Logical Theory

logical theory is a coherent set of logical statements that expresses a shared conceptualization of a domain of understanding to which a community of stakeholders is committed. A theory specifies the elements of the domain, the connections among them, the conditions that must always hold, and the facts and properties that characterize that domain of understanding (a.k.a. area of knowledge).

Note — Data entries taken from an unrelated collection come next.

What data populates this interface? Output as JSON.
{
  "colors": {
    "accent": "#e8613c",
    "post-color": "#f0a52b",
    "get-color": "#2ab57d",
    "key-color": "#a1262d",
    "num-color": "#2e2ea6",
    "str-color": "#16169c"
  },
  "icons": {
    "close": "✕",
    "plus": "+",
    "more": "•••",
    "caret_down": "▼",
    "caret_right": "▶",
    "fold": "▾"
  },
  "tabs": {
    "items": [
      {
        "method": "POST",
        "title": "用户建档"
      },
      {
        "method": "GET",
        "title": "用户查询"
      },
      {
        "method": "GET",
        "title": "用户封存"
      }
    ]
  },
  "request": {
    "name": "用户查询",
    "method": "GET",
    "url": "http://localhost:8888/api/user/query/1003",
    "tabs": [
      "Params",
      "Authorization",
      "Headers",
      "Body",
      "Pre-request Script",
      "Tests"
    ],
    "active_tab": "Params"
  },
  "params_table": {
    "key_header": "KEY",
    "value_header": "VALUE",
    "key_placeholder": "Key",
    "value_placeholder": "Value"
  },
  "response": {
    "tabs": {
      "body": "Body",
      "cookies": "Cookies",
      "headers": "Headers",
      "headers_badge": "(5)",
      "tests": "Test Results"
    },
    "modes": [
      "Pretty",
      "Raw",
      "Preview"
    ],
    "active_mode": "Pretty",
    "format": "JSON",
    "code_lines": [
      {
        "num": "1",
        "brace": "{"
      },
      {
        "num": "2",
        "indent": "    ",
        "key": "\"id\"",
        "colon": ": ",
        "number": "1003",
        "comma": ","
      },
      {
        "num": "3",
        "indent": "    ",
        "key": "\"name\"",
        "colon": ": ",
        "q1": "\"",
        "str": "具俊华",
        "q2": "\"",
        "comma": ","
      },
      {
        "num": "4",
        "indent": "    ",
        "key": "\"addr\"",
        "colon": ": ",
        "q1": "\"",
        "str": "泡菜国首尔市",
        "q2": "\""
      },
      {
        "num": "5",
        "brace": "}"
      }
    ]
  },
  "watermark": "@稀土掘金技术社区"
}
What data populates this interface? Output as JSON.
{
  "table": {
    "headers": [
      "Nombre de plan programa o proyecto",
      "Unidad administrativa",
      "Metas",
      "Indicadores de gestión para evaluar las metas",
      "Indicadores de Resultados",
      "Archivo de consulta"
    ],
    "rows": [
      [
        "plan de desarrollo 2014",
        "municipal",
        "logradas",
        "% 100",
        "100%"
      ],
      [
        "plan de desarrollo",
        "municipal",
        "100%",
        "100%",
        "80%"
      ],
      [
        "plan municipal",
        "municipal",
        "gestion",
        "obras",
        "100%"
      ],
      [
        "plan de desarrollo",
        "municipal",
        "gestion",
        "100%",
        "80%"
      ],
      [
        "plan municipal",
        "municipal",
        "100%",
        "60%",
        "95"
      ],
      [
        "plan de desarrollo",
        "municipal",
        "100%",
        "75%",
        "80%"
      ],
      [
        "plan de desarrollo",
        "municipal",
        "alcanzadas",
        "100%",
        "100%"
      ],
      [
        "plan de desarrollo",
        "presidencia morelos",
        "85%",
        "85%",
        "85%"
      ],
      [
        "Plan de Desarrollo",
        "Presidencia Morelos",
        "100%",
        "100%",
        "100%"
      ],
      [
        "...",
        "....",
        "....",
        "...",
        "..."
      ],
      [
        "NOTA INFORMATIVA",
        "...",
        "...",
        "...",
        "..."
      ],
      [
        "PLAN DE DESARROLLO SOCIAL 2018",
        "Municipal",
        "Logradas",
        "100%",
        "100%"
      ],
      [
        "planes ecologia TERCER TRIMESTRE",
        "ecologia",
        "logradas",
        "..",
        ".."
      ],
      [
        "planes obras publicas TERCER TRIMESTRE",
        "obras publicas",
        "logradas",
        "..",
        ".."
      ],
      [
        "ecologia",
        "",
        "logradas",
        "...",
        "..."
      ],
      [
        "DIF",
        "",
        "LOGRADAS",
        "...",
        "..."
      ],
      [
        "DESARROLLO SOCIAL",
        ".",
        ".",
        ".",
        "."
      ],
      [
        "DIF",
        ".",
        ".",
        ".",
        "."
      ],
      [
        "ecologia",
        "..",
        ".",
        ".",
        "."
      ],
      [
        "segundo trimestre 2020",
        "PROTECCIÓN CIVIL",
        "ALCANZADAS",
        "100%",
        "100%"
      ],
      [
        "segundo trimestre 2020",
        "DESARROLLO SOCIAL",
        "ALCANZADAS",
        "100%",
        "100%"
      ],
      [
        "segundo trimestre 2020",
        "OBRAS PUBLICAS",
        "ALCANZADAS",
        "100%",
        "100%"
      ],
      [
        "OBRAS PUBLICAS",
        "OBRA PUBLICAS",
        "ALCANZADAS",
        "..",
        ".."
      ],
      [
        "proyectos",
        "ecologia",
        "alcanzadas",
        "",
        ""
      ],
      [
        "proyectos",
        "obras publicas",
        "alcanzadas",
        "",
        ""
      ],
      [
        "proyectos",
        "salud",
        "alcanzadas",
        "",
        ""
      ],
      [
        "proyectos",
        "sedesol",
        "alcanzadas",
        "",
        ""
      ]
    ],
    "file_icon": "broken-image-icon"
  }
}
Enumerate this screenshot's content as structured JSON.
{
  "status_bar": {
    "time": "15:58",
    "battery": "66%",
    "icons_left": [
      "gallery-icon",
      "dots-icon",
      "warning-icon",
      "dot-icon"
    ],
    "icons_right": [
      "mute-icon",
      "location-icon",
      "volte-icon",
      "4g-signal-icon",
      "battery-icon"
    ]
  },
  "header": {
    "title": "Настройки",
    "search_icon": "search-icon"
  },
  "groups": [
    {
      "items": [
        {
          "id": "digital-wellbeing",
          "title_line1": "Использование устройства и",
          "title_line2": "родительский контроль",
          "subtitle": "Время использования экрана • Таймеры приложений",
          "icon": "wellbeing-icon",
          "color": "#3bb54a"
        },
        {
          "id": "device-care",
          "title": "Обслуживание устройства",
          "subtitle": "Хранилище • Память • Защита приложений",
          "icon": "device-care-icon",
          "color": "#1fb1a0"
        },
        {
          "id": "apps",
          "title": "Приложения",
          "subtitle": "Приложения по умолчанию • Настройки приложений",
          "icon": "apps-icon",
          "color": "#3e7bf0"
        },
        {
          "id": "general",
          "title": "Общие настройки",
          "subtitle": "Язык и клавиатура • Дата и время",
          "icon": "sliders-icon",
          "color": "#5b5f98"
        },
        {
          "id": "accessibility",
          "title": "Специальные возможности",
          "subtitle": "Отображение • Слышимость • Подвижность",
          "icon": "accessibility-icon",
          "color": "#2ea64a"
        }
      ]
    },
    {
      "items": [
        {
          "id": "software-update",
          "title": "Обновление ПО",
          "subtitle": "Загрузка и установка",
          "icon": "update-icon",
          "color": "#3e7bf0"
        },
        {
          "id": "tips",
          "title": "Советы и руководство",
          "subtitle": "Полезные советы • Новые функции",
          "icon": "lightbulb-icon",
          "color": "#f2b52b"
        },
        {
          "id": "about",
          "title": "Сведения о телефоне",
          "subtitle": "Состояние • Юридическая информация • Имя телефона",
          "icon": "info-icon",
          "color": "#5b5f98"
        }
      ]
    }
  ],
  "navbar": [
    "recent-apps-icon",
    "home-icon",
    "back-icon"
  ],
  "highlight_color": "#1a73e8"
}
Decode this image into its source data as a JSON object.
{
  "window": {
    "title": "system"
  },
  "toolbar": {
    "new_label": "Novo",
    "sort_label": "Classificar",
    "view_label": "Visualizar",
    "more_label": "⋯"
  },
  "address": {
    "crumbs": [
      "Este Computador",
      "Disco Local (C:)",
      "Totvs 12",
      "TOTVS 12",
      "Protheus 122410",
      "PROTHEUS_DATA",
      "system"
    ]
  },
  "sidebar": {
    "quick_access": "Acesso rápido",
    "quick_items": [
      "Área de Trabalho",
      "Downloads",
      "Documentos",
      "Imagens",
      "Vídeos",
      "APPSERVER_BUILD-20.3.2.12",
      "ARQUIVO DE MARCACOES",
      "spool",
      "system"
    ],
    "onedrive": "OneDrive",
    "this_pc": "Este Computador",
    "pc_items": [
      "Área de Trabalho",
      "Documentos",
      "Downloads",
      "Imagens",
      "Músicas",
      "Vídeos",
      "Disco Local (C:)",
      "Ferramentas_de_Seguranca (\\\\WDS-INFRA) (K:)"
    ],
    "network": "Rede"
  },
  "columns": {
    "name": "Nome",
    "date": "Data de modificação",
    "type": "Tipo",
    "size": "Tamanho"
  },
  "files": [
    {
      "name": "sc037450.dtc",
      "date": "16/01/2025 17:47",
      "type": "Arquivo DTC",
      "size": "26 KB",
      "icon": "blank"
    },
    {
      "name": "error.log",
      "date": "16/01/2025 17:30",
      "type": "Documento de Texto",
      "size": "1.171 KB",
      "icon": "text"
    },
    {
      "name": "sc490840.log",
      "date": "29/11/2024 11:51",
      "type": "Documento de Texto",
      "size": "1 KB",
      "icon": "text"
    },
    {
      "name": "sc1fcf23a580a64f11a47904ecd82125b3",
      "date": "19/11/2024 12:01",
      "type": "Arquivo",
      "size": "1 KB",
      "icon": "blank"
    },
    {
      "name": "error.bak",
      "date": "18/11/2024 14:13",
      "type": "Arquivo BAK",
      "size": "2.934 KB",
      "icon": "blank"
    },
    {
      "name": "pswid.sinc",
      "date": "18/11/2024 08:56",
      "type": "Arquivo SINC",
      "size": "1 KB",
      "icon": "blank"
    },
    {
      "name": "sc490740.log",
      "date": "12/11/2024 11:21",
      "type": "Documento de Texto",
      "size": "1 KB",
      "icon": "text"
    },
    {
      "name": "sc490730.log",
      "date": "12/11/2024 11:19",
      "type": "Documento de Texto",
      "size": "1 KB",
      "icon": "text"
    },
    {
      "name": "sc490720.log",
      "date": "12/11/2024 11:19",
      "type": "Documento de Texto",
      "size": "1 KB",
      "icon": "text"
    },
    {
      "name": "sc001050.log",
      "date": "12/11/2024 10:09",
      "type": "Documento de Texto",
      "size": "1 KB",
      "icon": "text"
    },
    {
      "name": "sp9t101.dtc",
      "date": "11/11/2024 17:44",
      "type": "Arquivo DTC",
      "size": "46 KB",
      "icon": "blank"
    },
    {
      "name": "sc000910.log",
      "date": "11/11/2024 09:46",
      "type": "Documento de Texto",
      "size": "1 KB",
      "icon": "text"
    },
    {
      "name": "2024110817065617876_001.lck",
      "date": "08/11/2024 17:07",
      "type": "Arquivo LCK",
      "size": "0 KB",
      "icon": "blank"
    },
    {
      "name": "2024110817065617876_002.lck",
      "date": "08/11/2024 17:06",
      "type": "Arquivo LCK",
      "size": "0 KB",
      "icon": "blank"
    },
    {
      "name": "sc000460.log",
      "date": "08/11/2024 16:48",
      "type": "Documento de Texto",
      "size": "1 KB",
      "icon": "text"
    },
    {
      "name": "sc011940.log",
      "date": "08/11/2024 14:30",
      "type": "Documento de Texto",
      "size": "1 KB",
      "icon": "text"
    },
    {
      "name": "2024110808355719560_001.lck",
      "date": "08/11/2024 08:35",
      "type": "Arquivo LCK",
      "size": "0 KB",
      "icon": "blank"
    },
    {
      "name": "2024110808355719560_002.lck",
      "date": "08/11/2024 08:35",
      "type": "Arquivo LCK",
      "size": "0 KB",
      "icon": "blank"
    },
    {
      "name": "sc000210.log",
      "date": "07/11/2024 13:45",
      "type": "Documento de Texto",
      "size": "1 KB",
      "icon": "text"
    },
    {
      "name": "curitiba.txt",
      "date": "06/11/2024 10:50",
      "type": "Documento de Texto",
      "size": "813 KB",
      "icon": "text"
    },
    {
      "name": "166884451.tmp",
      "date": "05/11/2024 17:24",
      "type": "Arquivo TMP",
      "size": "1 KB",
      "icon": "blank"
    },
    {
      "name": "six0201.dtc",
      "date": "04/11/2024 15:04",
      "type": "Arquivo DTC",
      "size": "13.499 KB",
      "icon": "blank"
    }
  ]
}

  • Logical conceptualization: A logical conceptualization is the worldview of a domain expressed in logical form. It defines the set of permissible models; all models that are consistent with the assumptions, distinctions, and rules of the conceptualization. (I think this is the metamodel.)
  • Model: A model (a.k.a. assembly) is a permissible interpretation of the conceptualization. It consists of a set of structures that satisfy the constraints of the conceptualization and instantiate its elements, connections, and conditions.
  • Structure: A structure (a.k.a. organism, subassembly, compound element, complex element, artifact, module) is a compound element composed of logical statements that describe how a portion of the domain is organized. Structures assemble elements and connections into meaningful configurations.
  • Logical statement: A logical statement is a declarative proposition about the domain of understanding; a claim, belief, idea, notion, or fact. Logical statements are the units of meaning of the conceptualization and there are five broad categories (a.k.a. molecules) of logical statements:
    • Element (a.k.a. term, report element, thing, entity, node): An element is a logical statement that defines an idea or notion used by the logical conceptualization. An element may be privative and therefore not decomposable or an element can be compound and decomposable into a set of primitive elements.  An example of primitive elements might be "assets”, “liabilities”, and “equity”. An example of a compound element might be “balance sheet”. Elements tend to be nouns.
    • Connection: (a.k.a. associations, relations, interrelationships, edge): Connections are logical statements that describe permissible relations between elements.  Connections assemble elements into structures and structures into models. An example of a connection is the statement "assets is part of the balance sheet".  Connections tend to be verbs.  The  following are common types of connections:
      • Categorization (is-a, type of, general-special, class-of)
      • Compositional (has-a, part of, has part, whole part, instant-inflow, instant-outflow)
      • Aggregational (summation, mathematical)
      • Navigational (parent-child but where ordering does not matter)
      • Presentational (parent-child where ordering matters)
      • Simile (elements that are similar but not identical)
      • Equivalent (elements that are exactly the same)
      • Disjointed (elements that are explicitly not part of)
    • Condition (a.k.a. assertions, restrictions, constraints, axioms, rules): A condition is a logical statement that always must be satisfied within any valid model. Conditions can be connected using logical connectors (e.g. AND, OR, NOT, NOR, IF) and make use of logical operators (e.g. +, =, /, *. <, >, ^). An example of a condition is "Assets = Liabilities + Equity".
    • Fact: A fact is a logical statement representing a measurement or observation typically expressed with numbers and words. For example, a fact might be “assets for the consolidated legal entity Microsoft as of June 20, 2017 was $241,086,000,000 expressed in US dollars and rounded to the nearest millions of dollars". Dimensions (a.k.a. aspects, axis, facet) can be used to distinguish and differentiate the context of facts.
    • Property (a.k.a. quality, trait, attribute):  A property is a logical statement describing the important characteristics of a model, structure, element, connection, condition, or fact. An example of a property is "assets is a debit".
The following world view is assumed. Unless otherwise stated a closed world assumption is assumed. Unless otherwise stated Horn-clause logic is assumed.  Unless otherwise stated negation as failure is assumed.

logical system is a formally governed arrangement of elements, structures, connections, conditions, and facts that together define how a domain is represented, interpreted, and reasoned about by humans and machines. It includes a conceptualization of the domain, a world view, a set of permissible models, a formal language for expressing statements, and rules for determining which statements follow from others.